El trabajo que comenzó el viernes pasado en Islamabad será arduo. Extenuante. Incierto en sus resultados. Este domingo es el día 44 desde el inicio de las hostilidades. Todo lo que se sepa formalmente será muy poco y casi nada. Mucho de lo que las partes induzcan a decir o a escribir serán solo operaciones tácticas. Especulativas. El primer ministro de Pakistán, Shehbaz Sharif, muy probablemente lo sepa y tenga conciencia de ello.

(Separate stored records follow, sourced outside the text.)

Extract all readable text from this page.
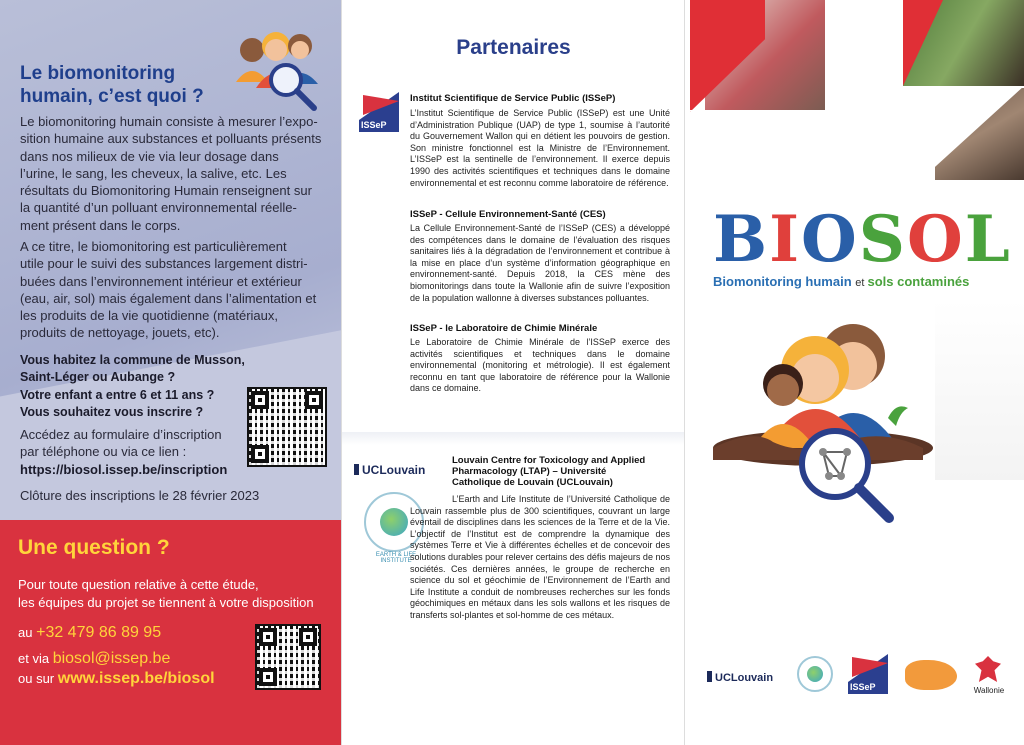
Le biomonitoring humain, c’est quoi ?
Le biomonitoring humain consiste à mesurer l’expo-
sition humaine aux substances et polluants présents
dans nos milieux de vie via leur dosage dans
l’urine, le sang, les cheveux, la salive, etc. Les
résultats du Biomonitoring Humain renseignent sur
la quantité d’un polluant environnemental réelle-
ment présent dans le corps.
A ce titre, le biomonitoring est particulièrement
utile pour le suivi des substances largement distri-
buées dans l’environnement intérieur et extérieur
(eau, air, sol) mais également dans l’alimentation et
les produits de la vie quotidienne (matériaux,
produits de nettoyage, jouets, etc).
Vous habitez la commune de Musson,
Saint-Léger ou Aubange ?
Votre enfant a entre 6 et 11 ans ?
Vous souhaitez vous inscrire ?
Accédez au formulaire d’inscription
par téléphone ou via ce lien :
https://biosol.issep.be/inscription
Clôture des inscriptions le 28 février 2023
Une question ?
Pour toute question relative à cette étude,
les équipes du projet se tiennent à votre disposition
au +32 479 86 89 95
et via biosol@issep.be
ou sur www.issep.be/biosol
Partenaires
ISSeP
Institut Scientifique de Service Public (ISSeP)
L’Institut Scientifique de Service Public (ISSeP) est une Unité d’Administration Publique (UAP) de type 1, soumise à l’autorité du Gouvernement Wallon qui en détient les pouvoirs de gestion. Son ministre fonctionnel est la Ministre de l’Environnement. L’ISSeP est la sentinelle de l’environnement. Il exerce depuis 1990 des activités scientifiques et techniques dans le domaine environnemental et est reconnu comme laboratoire de référence.
ISSeP - Cellule Environnement-Santé (CES)
La Cellule Environnement-Santé de l’ISSeP (CES) a développé des compétences dans le domaine de l’évaluation des risques sanitaires liés à la dégradation de l’environnement et contribue à la mise en place d’un système d’information géographique en environnement-santé. Depuis 2018, la CES mène des biomonitorings dans toute la Wallonie afin de suivre l’exposition de la population wallonne à diverses substances polluantes.
ISSeP - le Laboratoire de Chimie Minérale
Le Laboratoire de Chimie Minérale de l’ISSeP exerce des activités scientifiques et techniques dans le domaine environnemental (monitoring et métrologie). Il est également reconnu en tant que laboratoire de référence pour la Wallonie dans ce domaine.
UCLouvain
EARTH & LIFE INSTITUTE
Louvain Centre for Toxicology and Applied Pharmacology (LTAP) – Université Catholique de Louvain (UCLouvain)
L’Earth and Life Institute de l’Université Catholique de Louvain rassemble plus de 300 scientifiques, couvrant un large éventail de disciplines dans les sciences de la Terre et de la Vie. L’objectif de l’Institut est de comprendre la dynamique des systèmes Terre et Vie à différentes échelles et de concevoir des solutions durables pour relever certains des défis majeurs de nos sociétés. Ces dernières années, le groupe de recherche en science du sol et géochimie de l’Environnement de l’Earth and Life Institute a conduit de nombreuses recherches sur les fonds géochimiques en métaux dans les sols wallons et les risques de transferts sol-plantes et sol-homme de ces métaux.
BIOSOL
Biomonitoring humain et sols contaminés
UCLouvain
ISSeP	Wallonie
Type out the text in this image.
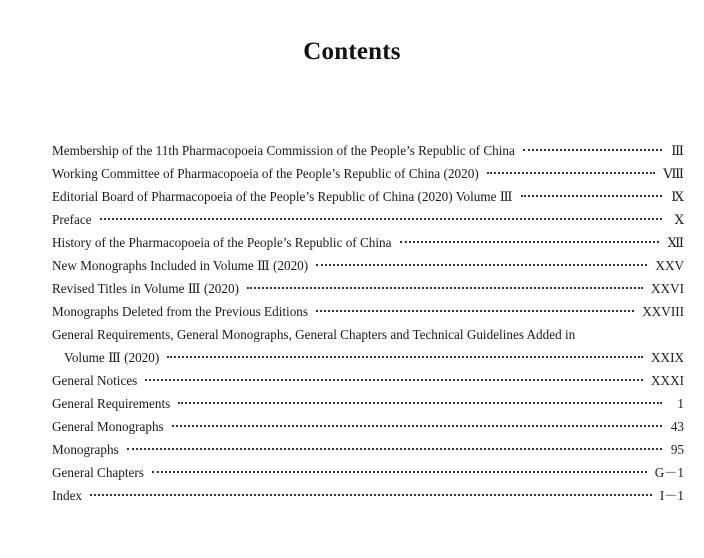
Contents
Membership of the 11th Pharmacopoeia Commission of the People’s Republic of China	Ⅲ
Working Committee of Pharmacopoeia of the People’s Republic of China (2020)	Ⅷ
Editorial Board of Pharmacopoeia of the People’s Republic of China (2020) Volume Ⅲ	Ⅸ
Preface	Ⅹ
History of the Pharmacopoeia of the People’s Republic of China	Ⅻ
New Monographs Included in Volume Ⅲ (2020)	XXV
Revised Titles in Volume Ⅲ (2020)	XXVI
Monographs Deleted from the Previous Editions	XXVIII
General Requirements, General Monographs, General Chapters and Technical Guidelines Added in
Volume Ⅲ (2020)	XXIX
General Notices	XXXI
General Requirements	1
General Monographs	43
Monographs	95
General Chapters	G－1
Index	I－1
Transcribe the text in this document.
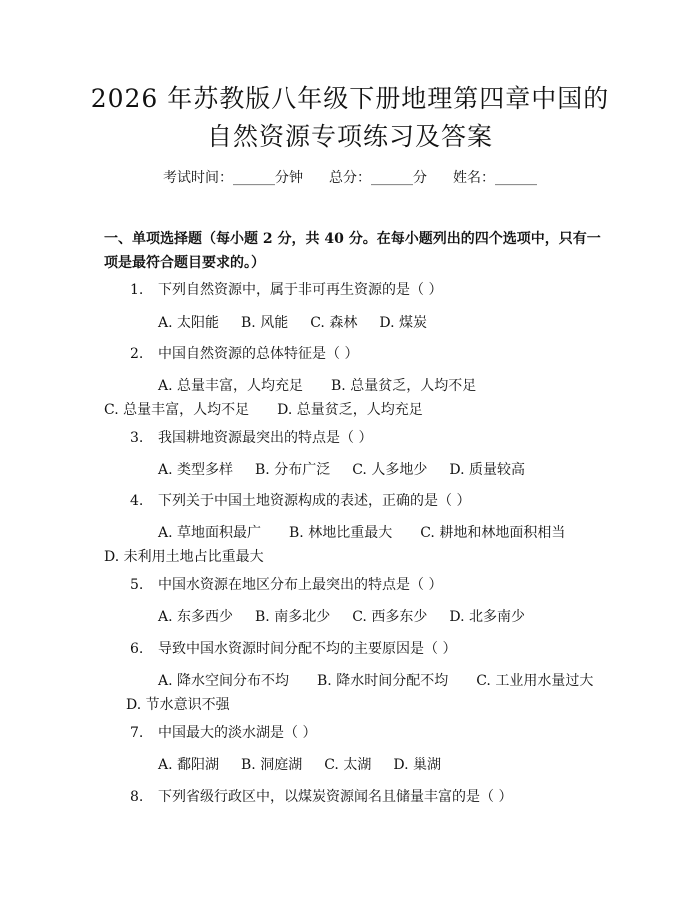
2026 年苏教版八年级下册地理第四章中国的
自然资源专项练习及答案
考试时间：______分钟 总分：______分 姓名：______
一、单项选择题（每小题 2 分，共 40 分。在每小题列出的四个选项中，只有一项是最符合题目要求的。）
1. 下列自然资源中，属于非可再生资源的是（ ）
A. 太阳能 B. 风能 C. 森林 D. 煤炭
2. 中国自然资源的总体特征是（ ）
A. 总量丰富，人均充足 B. 总量贫乏，人均不足C. 总量丰富，人均不足 D. 总量贫乏，人均充足
3. 我国耕地资源最突出的特点是（ ）
A. 类型多样 B. 分布广泛 C. 人多地少 D. 质量较高
4. 下列关于中国土地资源构成的表述，正确的是（ ）
A. 草地面积最广 B. 林地比重最大 C. 耕地和林地面积相当D. 未利用土地占比重最大
5. 中国水资源在地区分布上最突出的特点是（ ）
A. 东多西少 B. 南多北少 C. 西多东少 D. 北多南少
6. 导致中国水资源时间分配不均的主要原因是（ ）
A. 降水空间分布不均 B. 降水时间分配不均 C. 工业用水量过大D. 节水意识不强
7. 中国最大的淡水湖是（ ）
A. 鄱阳湖 B. 洞庭湖 C. 太湖 D. 巢湖
8. 下列省级行政区中，以煤炭资源闻名且储量丰富的是（ ）
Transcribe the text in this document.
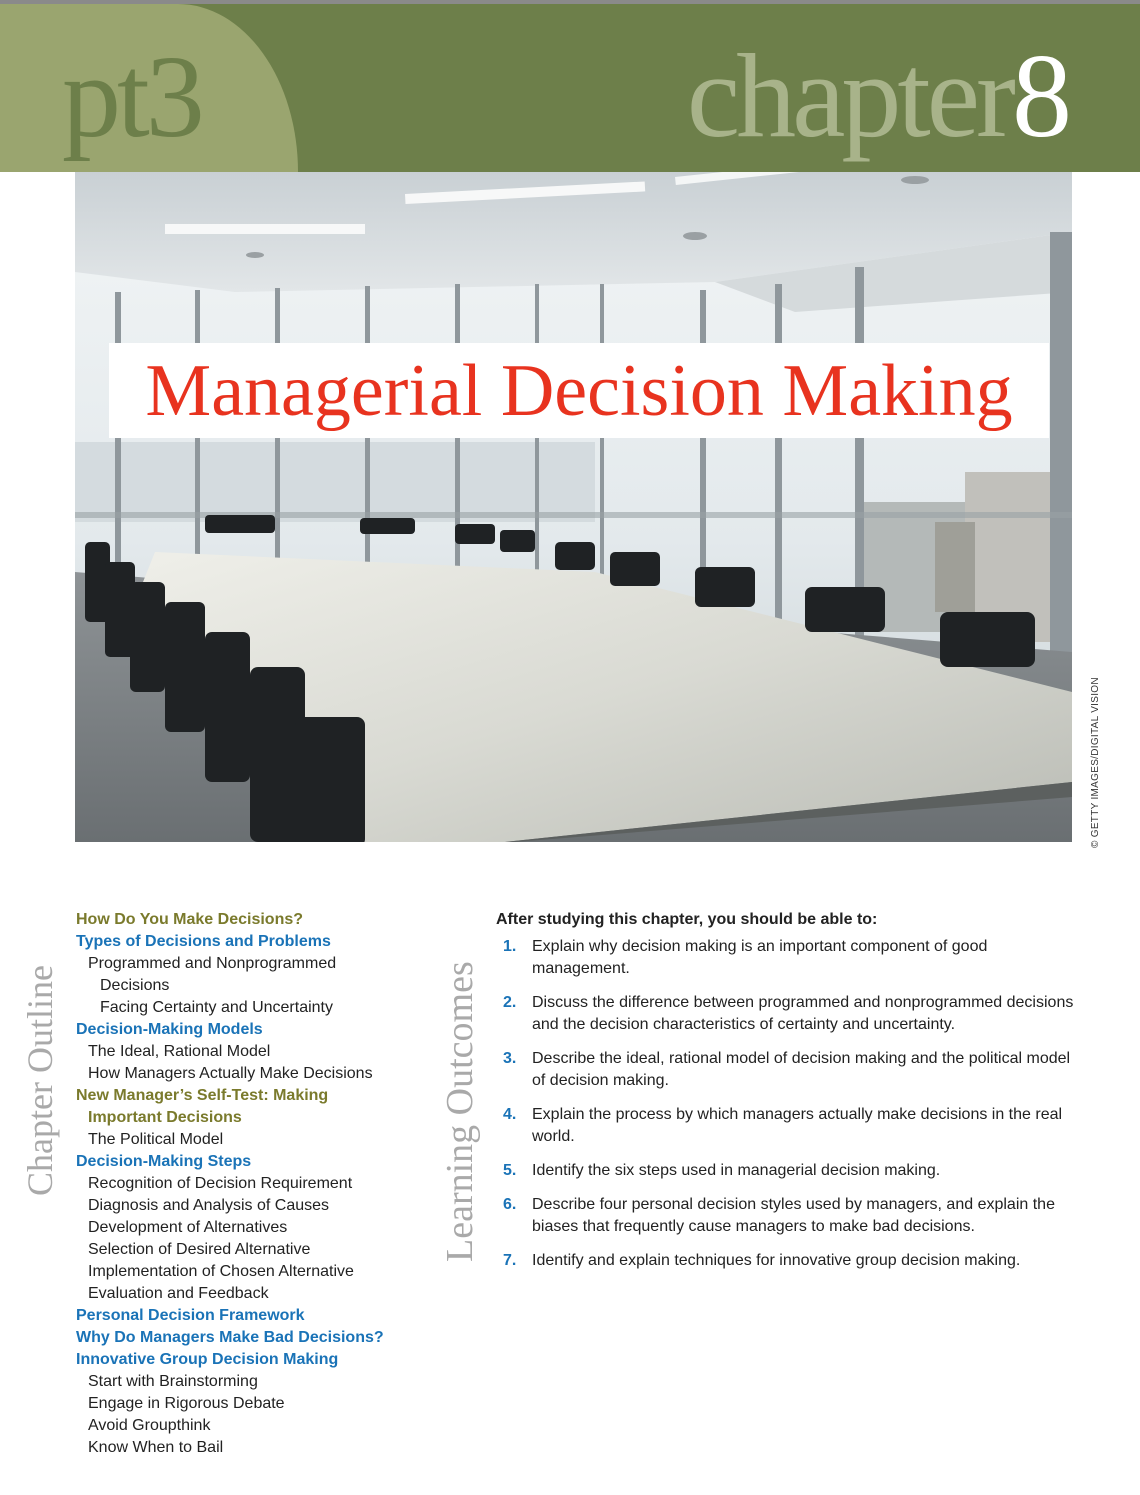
pt3	chapter8
Managerial Decision Making
© GETTY IMAGES/DIGITAL VISION
Chapter Outline
How Do You Make Decisions?
Types of Decisions and Problems
Programmed and Nonprogrammed
Decisions
Facing Certainty and Uncertainty
Decision-Making Models
The Ideal, Rational Model
How Managers Actually Make Decisions
New Manager’s Self-Test: Making
Important Decisions
The Political Model
Decision-Making Steps
Recognition of Decision Requirement
Diagnosis and Analysis of Causes
Development of Alternatives
Selection of Desired Alternative
Implementation of Chosen Alternative
Evaluation and Feedback
Personal Decision Framework
Why Do Managers Make Bad Decisions?
Innovative Group Decision Making
Start with Brainstorming
Engage in Rigorous Debate
Avoid Groupthink
Know When to Bail
Learning Outcomes
After studying this chapter, you should be able to:
1. Explain why decision making is an important component of good management.
2. Discuss the difference between programmed and nonprogrammed decisions and the decision characteristics of certainty and uncertainty.
3. Describe the ideal, rational model of decision making and the political model of decision making.
4. Explain the process by which managers actually make decisions in the real world.
5. Identify the six steps used in managerial decision making.
6. Describe four personal decision styles used by managers, and explain the biases that frequently cause managers to make bad decisions.
7. Identify and explain techniques for innovative group decision making.
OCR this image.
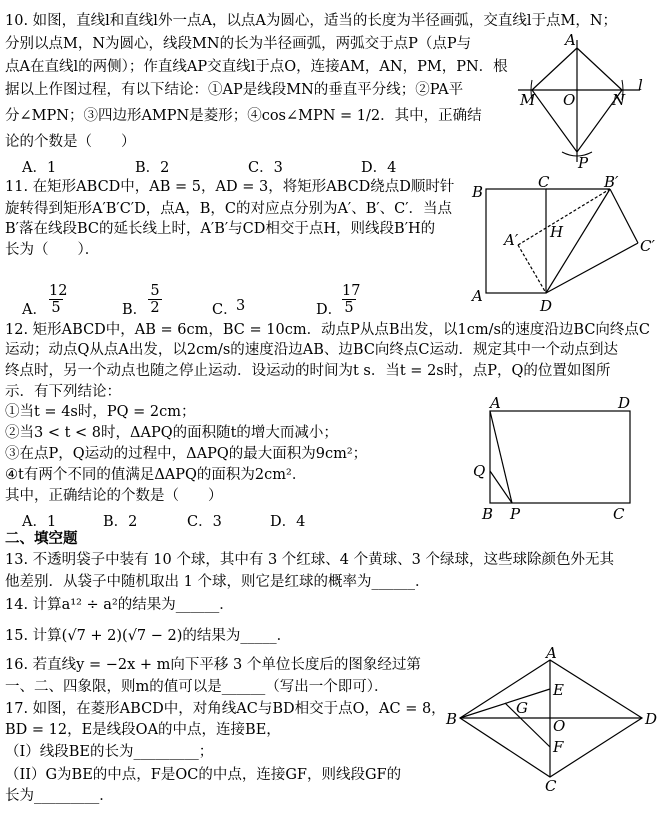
10. 如图，直线l和直线l外一点A，以点A为圆心，适当的长度为半径画弧，交直线l于点M，N；
分别以点M，N为圆心，线段MN的长为半径画弧，两弧交于点P（点P与
点A在直线l的两侧）；作直线AP交直线l于点O，连接AM，AN，PM，PN．根
据以上作图过程，有以下结论：①AP是线段MN的垂直平分线；②PA平
分∠MPN；③四边形AMPN是菱形；④cos∠MPN = 1/2．其中，正确结
论的个数是（　　）
A．1	B．2	C．3	D．4
A
M O N
l
P
11. 在矩形ABCD中，AB = 5，AD = 3，将矩形ABCD绕点D顺时针
旋转得到矩形A′B′C′D，点A，B，C的对应点分别为A′、B′、C′．当点
B′落在线段BC的延长线上时，A′B′与CD相交于点H，则线段B′H的
长为（　　）．
A． $\frac{12}{5}$	B． $\frac{5}{2}$	C．
3	D． $\frac{17}{5}$
B
C	B′
A′ H
C′
A
D
12. 矩形ABCD中，AB = 6cm，BC = 10cm．动点P从点B出发，以1cm/s的速度沿边BC向终点C
运动；动点Q从点A出发，以2cm/s的速度沿边AB、边BC向终点C运动．规定其中一个动点到达
终点时，另一个动点也随之停止运动．设运动的时间为t s．当t = 2s时，点P，Q的位置如图所
示．有下列结论：
①当t = 4s时，PQ = 2cm；
②当3 < t < 8时，ΔAPQ的面积随t的增大而减小；
③在点P，Q运动的过程中，ΔAPQ的最大面积为9cm²；
④t有两个不同的值满足ΔAPQ的面积为2cm²．
其中，正确结论的个数是（　　）
A．1	B．2	C．3	D．4
A	D
Q
B P	C
二、填空题
13. 不透明袋子中装有 10 个球，其中有 3 个红球、4 个黄球、3 个绿球，这些球除颜色外无其
他差别．从袋子中随机取出 1 个球，则它是红球的概率为______．
14. 计算a¹² ÷ a²的结果为______．
15. 计算(√7 + 2)(√7 − 2)的结果为_____．
16. 若直线y = −2x + m向下平移 3 个单位长度后的图象经过第
一、二、四象限，则m的值可以是______（写出一个即可）．
17. 如图，在菱形ABCD中，对角线AC与BD相交于点O，AC = 8，
BD = 12，E是线段OA的中点，连接BE，
（I）线段BE的长为_________；
（II）G为BE的中点，F是OC的中点，连接GF，则线段GF的
长为_________．
A
E
B
G
D
O
F
C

En torno de la mesa –que hasta que finalicen las negociaciones solo podremos llamarla “para intentar conseguir la paz”– convergen y convergerán todo tipo de personalidades. No todas llegarán con vocación colaborativa. Se cruzarán (aun sin decirlo) dolores, tristezas, odios, broncas, cansancios y hasta deseos de venganzas e ideas radicalizadas.
ILUSIONES
Tampoco todas habrán de internalizar la riqueza de la diversidad como valor. Cada etnia con sus idiomas, dialectos, religiones, creencias, historias, tradiciones... al igual que las voces que desde algún lugar les llegarán recordándoles sus pérdidas en combate o no y hasta sus ilusiones (por ahora frustradas) de vivir una vida mejor, los harán disentir y coincidir ostensiblemente.
No todos ni todas entenderán la guerra de la misma forma. ¿Cuál será el concepto de defensa que podrán y aceptarán en común para debatir en ese cónclave? ¿Y la idea de desarrollo científico? Muy probablemente, tampoco todos ni todas entenderán la paz de la misma forma. De hecho, alguien deberá exhortar a recordar y comprender que no es solo la ausencia de la guerra, sino que es una cultura que, a la luz de los sucesos, parecen desconocer y, en consecuencia, tendrán que debatir y acordar.
¡Qué bueno sería que lleguen a la mesa comprometidos con la escucha atenta e internalizada profundamente y con evidente vocación para verificar si cada una de las palabras expresadas es comprendida para que las otredades allí reunidas se perciban atendidas, escuchadas, comprendidas, validadas!
Deben saber que la paz no será sin una revincularización profunda. Deberán animarse a re-conocerse. Miles, a dejar las armas. Otros miles, a dejar de pensar en ellas como recurso único. “Lupus est homo homini, non homo, quom qualis sit non novit (El hombre es un lobo para el hombre, y no un hombre, cuando no conoce quién es el otro)”, escribió en su obra titulada “Asinaria (la comedia de los asnos)” el poeta romano Tito Maccio Plauto, en el siglo II antes de nuestra era.